In conclusion, what can I say about my first year as an APLE Member.  Well, everyone has made me feel welcome.  I’ve taken part in very worthwhile research with the Ada Lovelace Foundation, which has been working with the APLE Collective.  I’ve got to visit the seat of power in the UK in the midst of the Liz Truss debacle and saw first hand the chaos in the House of Commons (one of the highlights of the Day was seeing Michael Gove in Portcullis House looking like the cat that got the cream – I wonder why?).  But most of all, I’ve made some really good friends, met people who have inspired me and filled me with determination that the fight against poverty goes on and that we need to grit our teeth and fight the good fight for everyone’s sake.  Friends who have their own daily fight against poverty but are willing to give of their time, strength and determination to help others experiencing poverty.  

During my time with APLE I’ve felt that we’re more than a brother and sisterhood fighting for equality and recognition of the harm poverty is doing to individuals and families – no I’ve felt that the APLE collective, to me, has become more of a family.  There have been times with Zoom meetings when the thought of taking part in another online event has made my heart sink.  But I genuinely look forward to the APLE zoom meetings as I’m nor just meeting with colleagues and fellow campaigners – no, I’m meeting with friends and family. 

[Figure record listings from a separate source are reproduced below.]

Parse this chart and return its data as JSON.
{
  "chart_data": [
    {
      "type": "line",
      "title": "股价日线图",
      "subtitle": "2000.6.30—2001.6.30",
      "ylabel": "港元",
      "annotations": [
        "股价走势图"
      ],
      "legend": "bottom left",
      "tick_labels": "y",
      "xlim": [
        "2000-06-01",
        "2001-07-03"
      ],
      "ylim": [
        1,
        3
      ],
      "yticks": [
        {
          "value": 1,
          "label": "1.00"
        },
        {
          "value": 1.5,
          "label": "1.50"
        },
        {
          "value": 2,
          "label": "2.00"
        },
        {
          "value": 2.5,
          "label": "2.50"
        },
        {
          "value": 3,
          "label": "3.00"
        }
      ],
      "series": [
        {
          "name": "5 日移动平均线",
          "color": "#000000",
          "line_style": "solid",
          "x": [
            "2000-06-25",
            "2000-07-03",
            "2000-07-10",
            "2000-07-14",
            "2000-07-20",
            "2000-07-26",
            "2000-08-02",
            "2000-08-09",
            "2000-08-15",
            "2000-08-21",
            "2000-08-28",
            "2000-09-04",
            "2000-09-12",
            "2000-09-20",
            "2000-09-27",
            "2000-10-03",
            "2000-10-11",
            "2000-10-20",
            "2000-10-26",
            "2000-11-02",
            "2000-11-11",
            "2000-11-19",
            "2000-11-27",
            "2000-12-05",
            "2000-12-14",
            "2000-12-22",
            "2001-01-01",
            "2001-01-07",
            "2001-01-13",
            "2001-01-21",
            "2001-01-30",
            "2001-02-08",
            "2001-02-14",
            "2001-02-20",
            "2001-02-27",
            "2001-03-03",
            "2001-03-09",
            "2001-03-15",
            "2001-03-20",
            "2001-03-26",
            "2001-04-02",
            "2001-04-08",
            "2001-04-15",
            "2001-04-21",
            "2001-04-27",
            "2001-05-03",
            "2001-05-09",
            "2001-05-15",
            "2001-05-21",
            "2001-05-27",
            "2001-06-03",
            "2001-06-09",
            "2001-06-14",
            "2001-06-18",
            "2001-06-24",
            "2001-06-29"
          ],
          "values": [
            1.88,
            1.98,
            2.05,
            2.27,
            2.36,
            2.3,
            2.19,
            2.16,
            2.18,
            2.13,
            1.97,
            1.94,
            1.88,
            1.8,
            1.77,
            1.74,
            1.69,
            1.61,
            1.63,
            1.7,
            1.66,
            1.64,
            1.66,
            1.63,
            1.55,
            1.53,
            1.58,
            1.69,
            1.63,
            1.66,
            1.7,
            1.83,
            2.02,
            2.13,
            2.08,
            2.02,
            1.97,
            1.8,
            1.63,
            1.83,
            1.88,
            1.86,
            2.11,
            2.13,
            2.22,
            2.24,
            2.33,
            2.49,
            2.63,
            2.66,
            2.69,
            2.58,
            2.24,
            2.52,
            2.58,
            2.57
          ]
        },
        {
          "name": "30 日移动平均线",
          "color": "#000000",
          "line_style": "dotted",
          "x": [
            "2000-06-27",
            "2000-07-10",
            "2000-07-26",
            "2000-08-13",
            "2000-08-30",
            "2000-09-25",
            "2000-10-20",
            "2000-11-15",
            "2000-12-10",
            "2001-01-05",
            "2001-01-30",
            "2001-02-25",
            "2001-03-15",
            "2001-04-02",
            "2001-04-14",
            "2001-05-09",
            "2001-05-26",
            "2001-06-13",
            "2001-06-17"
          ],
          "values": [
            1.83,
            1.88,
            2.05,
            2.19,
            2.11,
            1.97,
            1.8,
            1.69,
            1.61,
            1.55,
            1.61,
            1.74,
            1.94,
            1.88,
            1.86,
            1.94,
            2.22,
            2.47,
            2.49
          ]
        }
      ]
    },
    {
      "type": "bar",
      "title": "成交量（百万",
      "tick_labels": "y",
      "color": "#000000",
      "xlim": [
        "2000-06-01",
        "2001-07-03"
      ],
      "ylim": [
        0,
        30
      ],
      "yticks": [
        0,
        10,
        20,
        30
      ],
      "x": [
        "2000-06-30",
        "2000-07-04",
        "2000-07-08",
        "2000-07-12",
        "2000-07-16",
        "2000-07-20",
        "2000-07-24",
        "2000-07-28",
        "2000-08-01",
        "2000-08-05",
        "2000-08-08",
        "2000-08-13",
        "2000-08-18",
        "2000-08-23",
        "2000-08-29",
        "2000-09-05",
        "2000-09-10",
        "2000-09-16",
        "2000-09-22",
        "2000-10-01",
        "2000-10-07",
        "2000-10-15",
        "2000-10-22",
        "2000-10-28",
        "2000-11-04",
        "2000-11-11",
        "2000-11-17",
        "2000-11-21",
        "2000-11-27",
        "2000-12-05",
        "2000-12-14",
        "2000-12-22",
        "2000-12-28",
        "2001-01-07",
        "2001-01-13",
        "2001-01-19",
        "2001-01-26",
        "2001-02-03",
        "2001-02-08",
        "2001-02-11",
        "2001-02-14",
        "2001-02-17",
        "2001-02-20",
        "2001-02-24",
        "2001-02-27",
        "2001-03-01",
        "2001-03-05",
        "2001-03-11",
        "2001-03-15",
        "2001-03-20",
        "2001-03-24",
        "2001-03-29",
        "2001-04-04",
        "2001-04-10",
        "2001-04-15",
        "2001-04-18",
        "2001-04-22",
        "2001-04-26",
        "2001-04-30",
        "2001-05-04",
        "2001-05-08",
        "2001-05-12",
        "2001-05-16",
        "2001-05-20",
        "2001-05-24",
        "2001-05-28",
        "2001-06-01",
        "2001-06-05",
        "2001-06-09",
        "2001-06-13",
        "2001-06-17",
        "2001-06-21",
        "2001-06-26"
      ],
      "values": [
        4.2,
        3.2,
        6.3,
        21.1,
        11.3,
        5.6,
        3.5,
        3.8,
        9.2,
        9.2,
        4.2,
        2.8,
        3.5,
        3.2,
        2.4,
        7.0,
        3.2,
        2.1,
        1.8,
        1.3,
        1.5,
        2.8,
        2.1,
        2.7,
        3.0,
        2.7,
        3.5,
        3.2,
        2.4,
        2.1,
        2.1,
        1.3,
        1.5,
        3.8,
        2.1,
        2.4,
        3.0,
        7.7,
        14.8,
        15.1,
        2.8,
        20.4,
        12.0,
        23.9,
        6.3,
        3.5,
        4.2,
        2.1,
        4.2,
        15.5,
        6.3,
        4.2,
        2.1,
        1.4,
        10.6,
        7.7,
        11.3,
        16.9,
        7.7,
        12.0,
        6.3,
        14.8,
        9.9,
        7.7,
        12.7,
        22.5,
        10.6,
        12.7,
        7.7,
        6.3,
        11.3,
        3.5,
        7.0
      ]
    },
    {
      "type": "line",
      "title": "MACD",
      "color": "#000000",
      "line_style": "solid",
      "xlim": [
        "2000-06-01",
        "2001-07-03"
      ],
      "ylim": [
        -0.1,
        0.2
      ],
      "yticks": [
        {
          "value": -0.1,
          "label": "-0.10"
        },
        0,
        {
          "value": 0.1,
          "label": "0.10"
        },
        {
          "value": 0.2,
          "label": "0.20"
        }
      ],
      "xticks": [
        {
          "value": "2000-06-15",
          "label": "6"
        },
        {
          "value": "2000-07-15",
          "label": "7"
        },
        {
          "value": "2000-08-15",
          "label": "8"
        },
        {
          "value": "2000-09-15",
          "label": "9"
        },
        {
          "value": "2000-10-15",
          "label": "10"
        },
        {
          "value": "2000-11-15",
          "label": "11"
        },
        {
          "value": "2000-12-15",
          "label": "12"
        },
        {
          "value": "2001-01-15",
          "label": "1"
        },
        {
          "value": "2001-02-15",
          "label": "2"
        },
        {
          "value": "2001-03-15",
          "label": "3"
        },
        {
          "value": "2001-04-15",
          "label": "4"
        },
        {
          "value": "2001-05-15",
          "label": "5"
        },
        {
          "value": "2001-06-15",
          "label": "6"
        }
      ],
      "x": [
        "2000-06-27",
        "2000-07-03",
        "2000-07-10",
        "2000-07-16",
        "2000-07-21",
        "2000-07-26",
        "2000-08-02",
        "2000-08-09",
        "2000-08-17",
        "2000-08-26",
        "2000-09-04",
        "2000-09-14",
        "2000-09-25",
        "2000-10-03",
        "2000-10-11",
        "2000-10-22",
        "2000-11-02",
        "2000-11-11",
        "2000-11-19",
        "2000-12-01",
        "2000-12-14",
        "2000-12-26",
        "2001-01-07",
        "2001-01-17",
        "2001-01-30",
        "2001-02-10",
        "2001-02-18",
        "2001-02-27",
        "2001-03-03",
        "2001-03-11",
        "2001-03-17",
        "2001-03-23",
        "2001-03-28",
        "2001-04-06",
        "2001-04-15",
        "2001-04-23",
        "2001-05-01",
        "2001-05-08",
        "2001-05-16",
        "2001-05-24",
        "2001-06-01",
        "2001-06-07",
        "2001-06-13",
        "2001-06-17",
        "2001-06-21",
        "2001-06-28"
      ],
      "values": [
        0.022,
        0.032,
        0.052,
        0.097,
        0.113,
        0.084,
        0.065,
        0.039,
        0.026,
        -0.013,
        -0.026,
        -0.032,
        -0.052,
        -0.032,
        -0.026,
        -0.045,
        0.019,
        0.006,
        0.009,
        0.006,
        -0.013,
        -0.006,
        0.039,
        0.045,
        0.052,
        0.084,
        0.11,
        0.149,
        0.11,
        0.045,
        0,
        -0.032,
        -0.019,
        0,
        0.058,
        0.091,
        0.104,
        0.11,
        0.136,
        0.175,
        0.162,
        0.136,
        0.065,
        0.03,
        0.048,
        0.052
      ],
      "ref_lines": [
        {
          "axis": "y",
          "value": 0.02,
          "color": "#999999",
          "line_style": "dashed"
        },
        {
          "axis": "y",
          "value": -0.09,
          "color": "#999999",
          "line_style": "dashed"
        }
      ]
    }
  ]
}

One final word, I’d like to thank everyone at the APLE Collective for all their support during my fight with cancer. Knowing I had their support and words of comfort meant a lot to me.  The organisers of the face-to-face meetings went the extra mile to accommodate my requirements, nothing was a bother to them and they really went out of their way to make my travel and stay around the country as comfortable as possible.  So, thank you APLE from the bottom of my heart.

So onwards and upwards to 2023.  The fight against poverty is more important now than ever before and working with the APLE Collective I’m more confident than I’ve ever been that the voices of those experiencing poverty and living on low wages will be heard by those in power.  Have a great Christmas and Holiday Period and may 2023 be kind and prosperous to each and every one of us.